The 9th Marines were well prepared to launch this operation, as they had spent the previous eight months honing their mountain warfare skills in combat in Quang Tri Province. However, the operational planning was a hurry-up affair. As Barrow remarked later, “Dewey Canyon was planned, including command reconnaissances and support arrangements, and launched in five days.” Nevertheless, he said, “The force that entered Dewey Canyon was about as ready as any force could possibly be.”

Dewey Canyon would be a three-phase operation. In Phase I, the regiment would move into the area of operations and establish fire support bases for the supporting artillery of the 2nd Battalion, 12th Marines (2/12). Phase II would consist of patrolling near the fire support bases and aligning the infantry units for a jump-off into the next phase. Phase III called for a conventional three-battalion advance southward, with the infantry units moving overland rather than by helicopter because heavy anti-aircraft defenses in the area of the Phase III objectives made movement by foot preferable to General Davis’ usual concept of high-mobility heliborne operations. But because the area was in the remote southwest corner of Quang Tri Province, helicopters would still be critical in the early phases and in resupplying the troops on the ground.

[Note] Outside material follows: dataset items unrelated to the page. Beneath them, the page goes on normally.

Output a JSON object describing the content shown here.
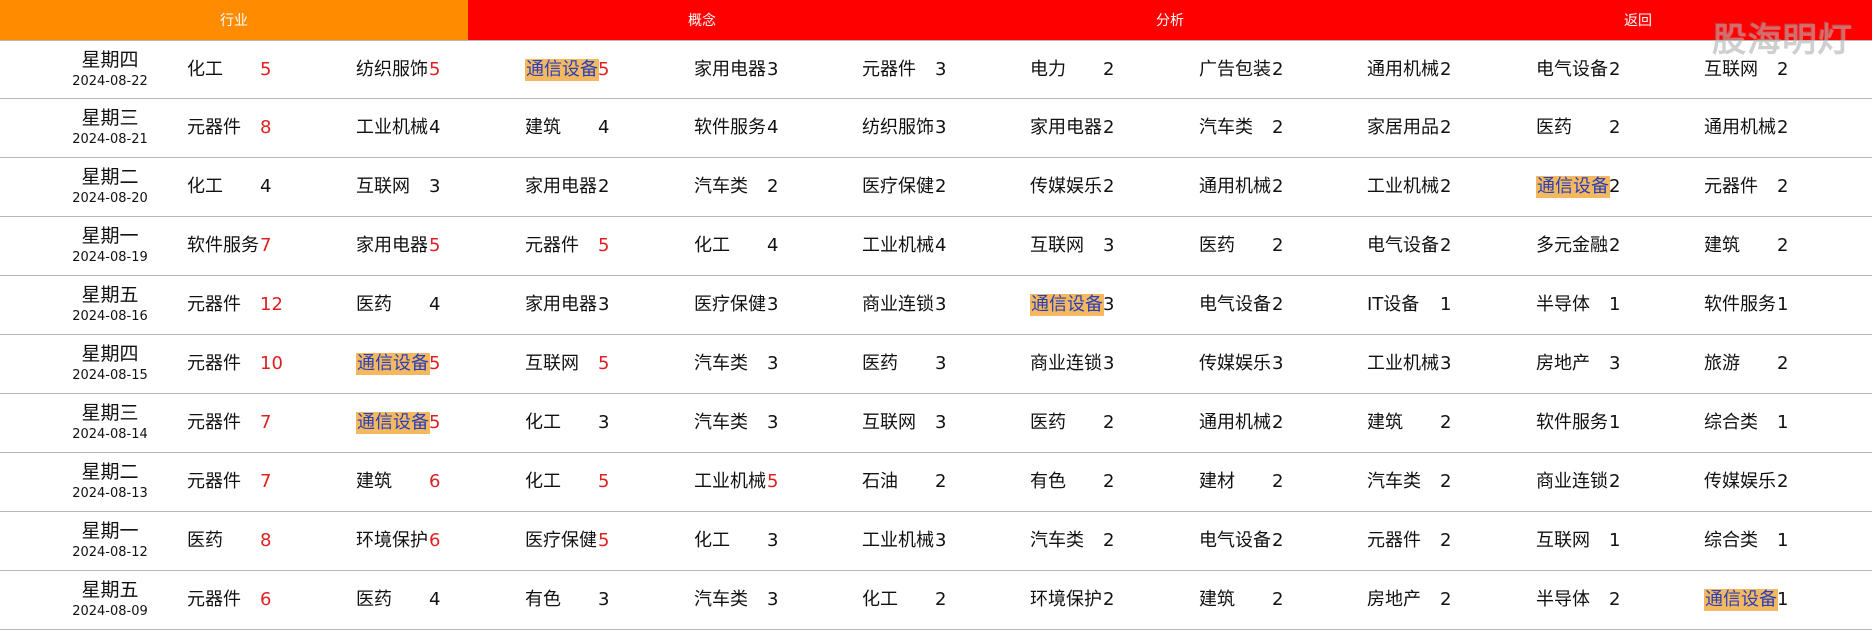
{
  "header": {
    "tabs": [
      {
        "label": "行业"
      },
      {
        "label": "概念"
      },
      {
        "label": "分析"
      },
      {
        "label": "返回"
      }
    ],
    "brand": "股海明灯"
  },
  "rows": [
    {
      "weekday": "星期四",
      "date": "2024-08-22",
      "sectors": [
        {
          "name": "化工",
          "count": "5"
        },
        {
          "name": "纺织服饰",
          "count": "5"
        },
        {
          "name": "通信设备",
          "count": "5"
        },
        {
          "name": "家用电器",
          "count": "3"
        },
        {
          "name": "元器件",
          "count": "3"
        },
        {
          "name": "电力",
          "count": "2"
        },
        {
          "name": "广告包装",
          "count": "2"
        },
        {
          "name": "通用机械",
          "count": "2"
        },
        {
          "name": "电气设备",
          "count": "2"
        },
        {
          "name": "互联网",
          "count": "2"
        }
      ]
    },
    {
      "weekday": "星期三",
      "date": "2024-08-21",
      "sectors": [
        {
          "name": "元器件",
          "count": "8"
        },
        {
          "name": "工业机械",
          "count": "4"
        },
        {
          "name": "建筑",
          "count": "4"
        },
        {
          "name": "软件服务",
          "count": "4"
        },
        {
          "name": "纺织服饰",
          "count": "3"
        },
        {
          "name": "家用电器",
          "count": "2"
        },
        {
          "name": "汽车类",
          "count": "2"
        },
        {
          "name": "家居用品",
          "count": "2"
        },
        {
          "name": "医药",
          "count": "2"
        },
        {
          "name": "通用机械",
          "count": "2"
        }
      ]
    },
    {
      "weekday": "星期二",
      "date": "2024-08-20",
      "sectors": [
        {
          "name": "化工",
          "count": "4"
        },
        {
          "name": "互联网",
          "count": "3"
        },
        {
          "name": "家用电器",
          "count": "2"
        },
        {
          "name": "汽车类",
          "count": "2"
        },
        {
          "name": "医疗保健",
          "count": "2"
        },
        {
          "name": "传媒娱乐",
          "count": "2"
        },
        {
          "name": "通用机械",
          "count": "2"
        },
        {
          "name": "工业机械",
          "count": "2"
        },
        {
          "name": "通信设备",
          "count": "2"
        },
        {
          "name": "元器件",
          "count": "2"
        }
      ]
    },
    {
      "weekday": "星期一",
      "date": "2024-08-19",
      "sectors": [
        {
          "name": "软件服务",
          "count": "7"
        },
        {
          "name": "家用电器",
          "count": "5"
        },
        {
          "name": "元器件",
          "count": "5"
        },
        {
          "name": "化工",
          "count": "4"
        },
        {
          "name": "工业机械",
          "count": "4"
        },
        {
          "name": "互联网",
          "count": "3"
        },
        {
          "name": "医药",
          "count": "2"
        },
        {
          "name": "电气设备",
          "count": "2"
        },
        {
          "name": "多元金融",
          "count": "2"
        },
        {
          "name": "建筑",
          "count": "2"
        }
      ]
    },
    {
      "weekday": "星期五",
      "date": "2024-08-16",
      "sectors": [
        {
          "name": "元器件",
          "count": "12"
        },
        {
          "name": "医药",
          "count": "4"
        },
        {
          "name": "家用电器",
          "count": "3"
        },
        {
          "name": "医疗保健",
          "count": "3"
        },
        {
          "name": "商业连锁",
          "count": "3"
        },
        {
          "name": "通信设备",
          "count": "3"
        },
        {
          "name": "电气设备",
          "count": "2"
        },
        {
          "name": "IT设备",
          "count": "1"
        },
        {
          "name": "半导体",
          "count": "1"
        },
        {
          "name": "软件服务",
          "count": "1"
        }
      ]
    },
    {
      "weekday": "星期四",
      "date": "2024-08-15",
      "sectors": [
        {
          "name": "元器件",
          "count": "10"
        },
        {
          "name": "通信设备",
          "count": "5"
        },
        {
          "name": "互联网",
          "count": "5"
        },
        {
          "name": "汽车类",
          "count": "3"
        },
        {
          "name": "医药",
          "count": "3"
        },
        {
          "name": "商业连锁",
          "count": "3"
        },
        {
          "name": "传媒娱乐",
          "count": "3"
        },
        {
          "name": "工业机械",
          "count": "3"
        },
        {
          "name": "房地产",
          "count": "3"
        },
        {
          "name": "旅游",
          "count": "2"
        }
      ]
    },
    {
      "weekday": "星期三",
      "date": "2024-08-14",
      "sectors": [
        {
          "name": "元器件",
          "count": "7"
        },
        {
          "name": "通信设备",
          "count": "5"
        },
        {
          "name": "化工",
          "count": "3"
        },
        {
          "name": "汽车类",
          "count": "3"
        },
        {
          "name": "互联网",
          "count": "3"
        },
        {
          "name": "医药",
          "count": "2"
        },
        {
          "name": "通用机械",
          "count": "2"
        },
        {
          "name": "建筑",
          "count": "2"
        },
        {
          "name": "软件服务",
          "count": "1"
        },
        {
          "name": "综合类",
          "count": "1"
        }
      ]
    },
    {
      "weekday": "星期二",
      "date": "2024-08-13",
      "sectors": [
        {
          "name": "元器件",
          "count": "7"
        },
        {
          "name": "建筑",
          "count": "6"
        },
        {
          "name": "化工",
          "count": "5"
        },
        {
          "name": "工业机械",
          "count": "5"
        },
        {
          "name": "石油",
          "count": "2"
        },
        {
          "name": "有色",
          "count": "2"
        },
        {
          "name": "建材",
          "count": "2"
        },
        {
          "name": "汽车类",
          "count": "2"
        },
        {
          "name": "商业连锁",
          "count": "2"
        },
        {
          "name": "传媒娱乐",
          "count": "2"
        }
      ]
    },
    {
      "weekday": "星期一",
      "date": "2024-08-12",
      "sectors": [
        {
          "name": "医药",
          "count": "8"
        },
        {
          "name": "环境保护",
          "count": "6"
        },
        {
          "name": "医疗保健",
          "count": "5"
        },
        {
          "name": "化工",
          "count": "3"
        },
        {
          "name": "工业机械",
          "count": "3"
        },
        {
          "name": "汽车类",
          "count": "2"
        },
        {
          "name": "电气设备",
          "count": "2"
        },
        {
          "name": "元器件",
          "count": "2"
        },
        {
          "name": "互联网",
          "count": "1"
        },
        {
          "name": "综合类",
          "count": "1"
        }
      ]
    },
    {
      "weekday": "星期五",
      "date": "2024-08-09",
      "sectors": [
        {
          "name": "元器件",
          "count": "6"
        },
        {
          "name": "医药",
          "count": "4"
        },
        {
          "name": "有色",
          "count": "3"
        },
        {
          "name": "汽车类",
          "count": "3"
        },
        {
          "name": "化工",
          "count": "2"
        },
        {
          "name": "环境保护",
          "count": "2"
        },
        {
          "name": "建筑",
          "count": "2"
        },
        {
          "name": "房地产",
          "count": "2"
        },
        {
          "name": "半导体",
          "count": "2"
        },
        {
          "name": "通信设备",
          "count": "1"
        }
      ]
    }
  ]
}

The upper Song Da Krong Valley is 62 kilometers west of Hue and 48 kilometers southwest of Quang Tri City, and the 9th Marines would be operating some 50 kilometers south of their main supply depot at Vandegrift Combat Base. The valley follows the course of the winding Da Krong River (Song Da Krong) and is surrounded by high mountains and ridgelines. Between it and the neighboring A Shau Valley to the south are two large hill masses, Tam Boi (Hill 1224) and Co A Nang (Hill 1228), the latter better known as Tiger Mountain. On the western edge of the valley stands a 1,500-meter-high razorback ridge named Co Ka Leuye. The eastern half of the valley is covered with dense jungle, while west of the river it is dominated by tall elephant grass and brushwood. The river itself runs east to west, then makes a sharp turn to the north.

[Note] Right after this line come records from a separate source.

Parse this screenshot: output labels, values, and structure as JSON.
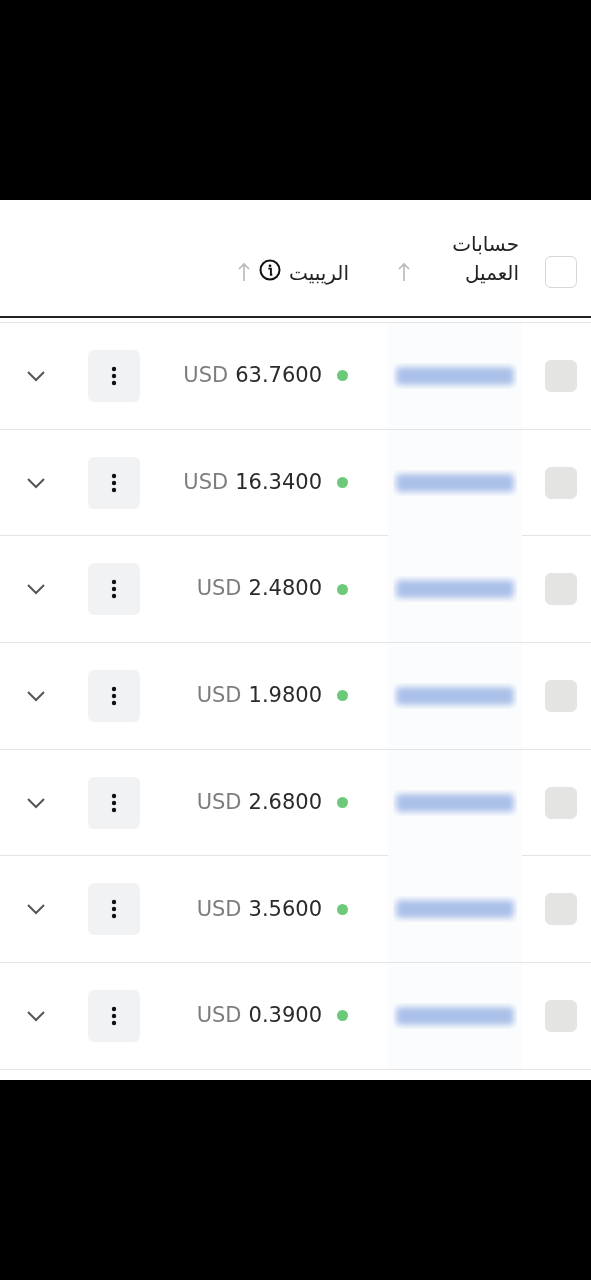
{
  "table": {
    "header": {
      "select_all": {
        "checked": false
      },
      "columns": [
        {
          "label": "حسابات العميل",
          "sortable": true,
          "info": false
        },
        {
          "label": "الريبيت",
          "sortable": true,
          "info": true
        }
      ]
    },
    "rows": [
      {
        "select": {
          "disabled": true
        },
        "color": "#6cc97a",
        "currency": "USD",
        "amount": "63.7600",
        "expanded": false
      },
      {
        "select": {
          "disabled": true
        },
        "color": "#6cc97a",
        "currency": "USD",
        "amount": "16.3400",
        "expanded": false
      },
      {
        "select": {
          "disabled": true
        },
        "color": "#6cc97a",
        "currency": "USD",
        "amount": "2.4800",
        "expanded": false
      },
      {
        "select": {
          "disabled": true
        },
        "color": "#6cc97a",
        "currency": "USD",
        "amount": "1.9800",
        "expanded": false
      },
      {
        "select": {
          "disabled": true
        },
        "color": "#6cc97a",
        "currency": "USD",
        "amount": "2.6800",
        "expanded": false
      },
      {
        "select": {
          "disabled": true
        },
        "color": "#6cc97a",
        "currency": "USD",
        "amount": "3.5600",
        "expanded": false
      },
      {
        "select": {
          "disabled": true
        },
        "color": "#6cc97a",
        "currency": "USD",
        "amount": "0.3900",
        "expanded": false
      }
    ]
  }
}
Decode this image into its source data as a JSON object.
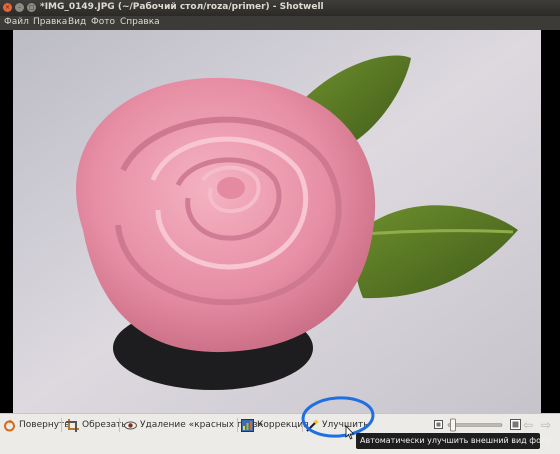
{
  "window": {
    "title": "*IMG_0149.JPG (~/Рабочий стол/roza/primer) - Shotwell",
    "close_glyph": "×",
    "minimize_glyph": "–",
    "maximize_glyph": "□"
  },
  "menu": {
    "items": [
      "Файл",
      "Правка",
      "Вид",
      "Фото",
      "Справка"
    ]
  },
  "toolbar": {
    "rotate_label": "Повернуть",
    "crop_label": "Обрезать",
    "redeye_label": "Удаление «красных глаз»",
    "adjust_label": "Коррекция",
    "enhance_label": "Улучшить",
    "zoom_level": 0.05
  },
  "tooltip": {
    "text": "Автоматически улучшить внешний вид фото"
  },
  "colors": {
    "title_bg": "#3c3b37",
    "close_button": "#e9653a",
    "toolbar_bg": "#edebe8",
    "annotation_circle": "#1f6fe0"
  }
}
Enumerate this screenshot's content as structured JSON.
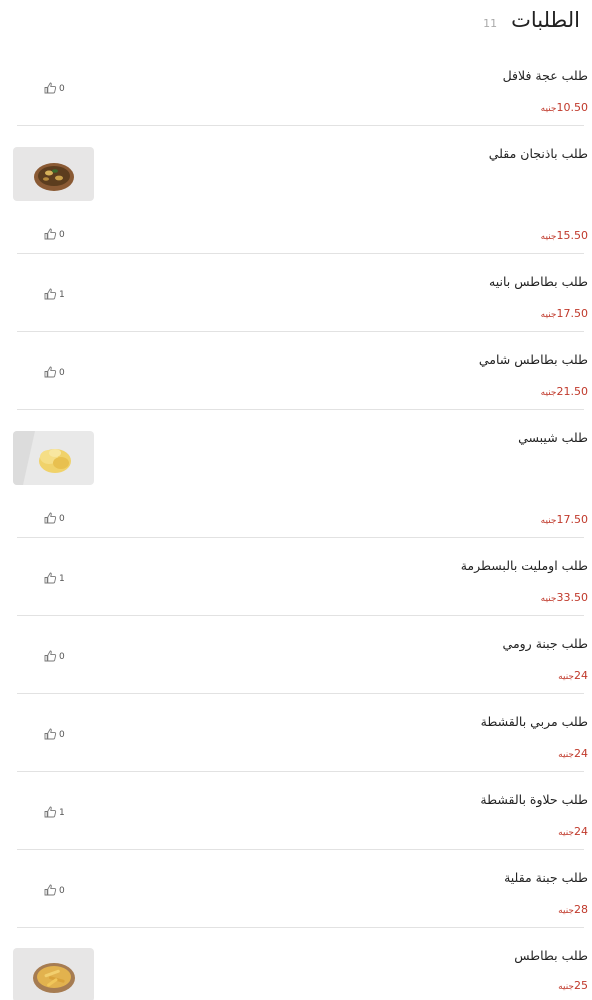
{
  "header": {
    "title": "الطلبات",
    "count": "11"
  },
  "currency": "جنيه",
  "items": [
    {
      "name": "طلب عجة فلافل",
      "price": "10.50",
      "likes": "0",
      "image": "none"
    },
    {
      "name": "طلب باذنجان مقلي",
      "price": "15.50",
      "likes": "0",
      "image": "fried-eggplant-plate"
    },
    {
      "name": "طلب بطاطس بانيه",
      "price": "17.50",
      "likes": "1",
      "image": "none"
    },
    {
      "name": "طلب بطاطس شامي",
      "price": "21.50",
      "likes": "0",
      "image": "none"
    },
    {
      "name": "طلب شيبسي",
      "price": "17.50",
      "likes": "0",
      "image": "chips-bowl"
    },
    {
      "name": "طلب اومليت بالبسطرمة",
      "price": "33.50",
      "likes": "1",
      "image": "none"
    },
    {
      "name": "طلب جبنة رومي",
      "price": "24",
      "likes": "0",
      "image": "none"
    },
    {
      "name": "طلب مربي بالقشطة",
      "price": "24",
      "likes": "0",
      "image": "none"
    },
    {
      "name": "طلب حلاوة بالقشطة",
      "price": "24",
      "likes": "1",
      "image": "none"
    },
    {
      "name": "طلب جبنة مقلية",
      "price": "28",
      "likes": "0",
      "image": "none"
    },
    {
      "name": "طلب بطاطس",
      "price": "25",
      "likes": "",
      "image": "fries-plate"
    }
  ],
  "colors": {
    "price": "#c0392b",
    "divider": "#e2e2e2",
    "title": "#222222",
    "count": "#aaaaaa"
  },
  "icons": {
    "like": "thumbs-up-icon"
  }
}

Phase I began on January 19 with the reopening of Fire Support Base Henderson, eight kilometers southeast of Ca Lu. The next day, fire support bases Shiloh and Tun Tavern, which had been used by the 9th Marines in earlier operations, were reopened. On January 22, 2nd Battalion, 9th Marines (2/9) air-assaulted into the northern sector of the Dewey Canyon area of operations to establish Fire Support Base Razor, eight kilometers south-southeast of Shiloh, near the Da Krong River. In order to construct Razor, large trees had to be felled and bulldozers were brought in by helicopter to clear the area and prepare it for the insertion of artillery. On January 24, the 3/9 air-assaulted onto a razorback ridgeline about six kilometers south-southeast of Razor to build Cunningham and begin patrolling in the vicinity. Cunningham became the center of the Dewey Canyon operation as two batteries of 2/12 moved into it to complete Phase I. The Dewey Canyon area of operations was now well covered as the effective range of the artillery at Cunningham was 11 kilometers. Eventually the 9th Marines’ command post and that of the 2/12 moved to Cunningham to take advantage of its central location.

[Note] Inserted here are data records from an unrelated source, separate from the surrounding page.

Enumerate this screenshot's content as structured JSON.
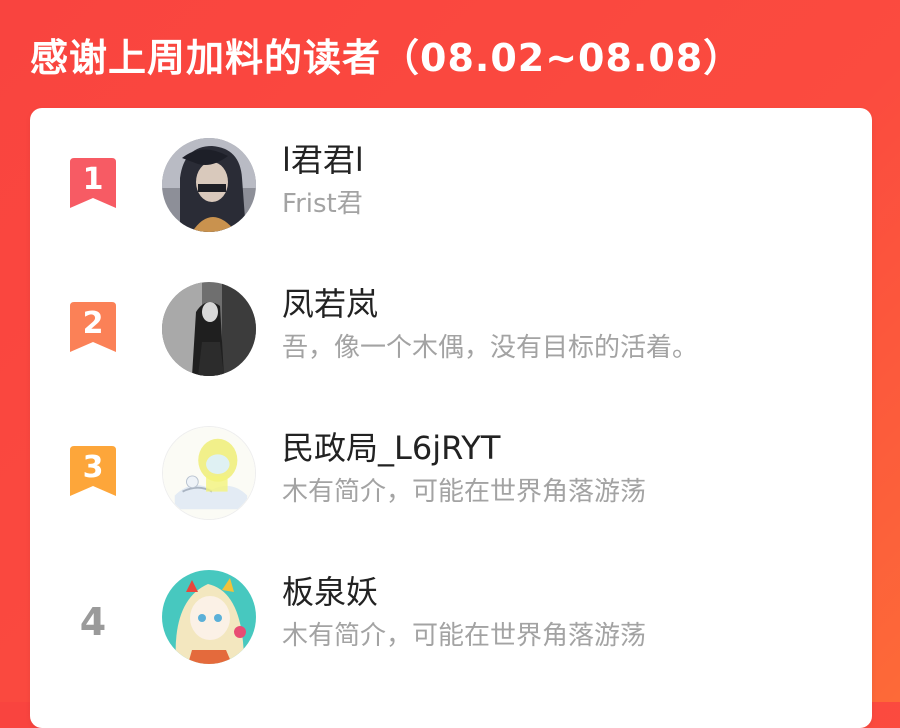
{
  "header": {
    "title": "感谢上周加料的读者（08.02~08.08）"
  },
  "colors": {
    "background_top": "#f9443f",
    "background_bottom": "#fd6a38",
    "rank1": "#f75b64",
    "rank2": "#fb8157",
    "rank3": "#fda63a",
    "rank_plain": "#9a9a9a"
  },
  "readers": [
    {
      "rank": "1",
      "name": "l君君l",
      "bio": "Frist君",
      "avatar_icon": "avatar-dark-hair-icon"
    },
    {
      "rank": "2",
      "name": "凤若岚",
      "bio": "吾，像一个木偶，没有目标的活着。",
      "avatar_icon": "avatar-monochrome-figure-icon"
    },
    {
      "rank": "3",
      "name": "民政局_L6jRYT",
      "bio": "木有简介，可能在世界角落游荡",
      "avatar_icon": "avatar-yellow-sketch-icon"
    },
    {
      "rank": "4",
      "name": "板泉妖",
      "bio": "木有简介，可能在世界角落游荡",
      "avatar_icon": "avatar-colorful-girl-icon"
    }
  ]
}
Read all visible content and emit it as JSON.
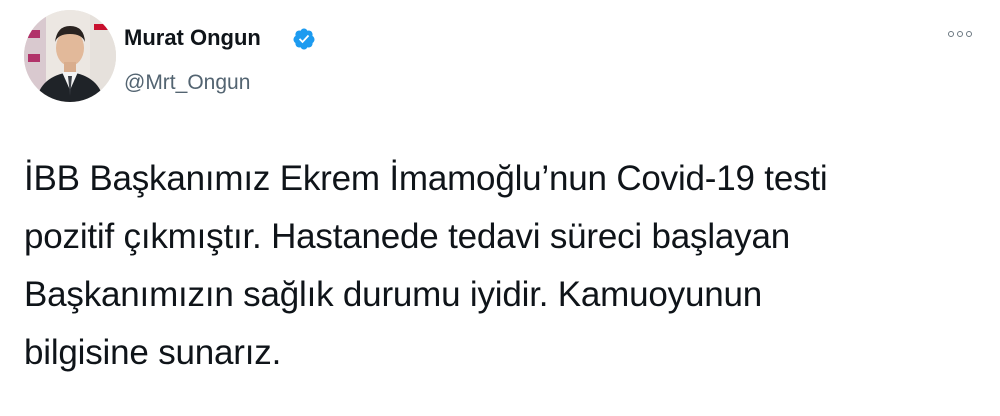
{
  "author": {
    "name": "Murat Ongun",
    "handle": "@Mrt_Ongun",
    "verified": true,
    "verified_icon": "verified-badge-icon",
    "verified_color": "#1d9bf0"
  },
  "menu": {
    "icon": "more-options-icon"
  },
  "tweet": {
    "lines": [
      "İBB Başkanımız Ekrem İmamoğlu’nun Covid-19 testi",
      "pozitif çıkmıştır. Hastanede tedavi süreci başlayan",
      "Başkanımızın sağlık durumu iyidir. Kamuoyunun",
      "bilgisine sunarız."
    ]
  },
  "colors": {
    "text": "#0f1419",
    "secondary": "#536471",
    "accent": "#1d9bf0"
  }
}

Enemy opposition to Phase I had been light. Accordingly, Phase II began without difficulty on January 24-25, when the 2nd and 3rd Battalions started intensive patrolling north of the Da Krong River. Almost immediately, 3/9 uncovered a four-strand North Vietnamese Army telephone line strung between trees running from Laos into enemy Base Area 101 farther east within South Vietnam. A special communications intelligence team was quickly brought in to tap the wires and break the code. A North Vietnamese hospital consisting of eight large permanent buildings—Field Hospital 88—near the Da Krong River, was discovered by 2/9. The complex, abandoned just a day before the Marines found it, contained large quantities of Russian-made surgical instruments and antibiotics.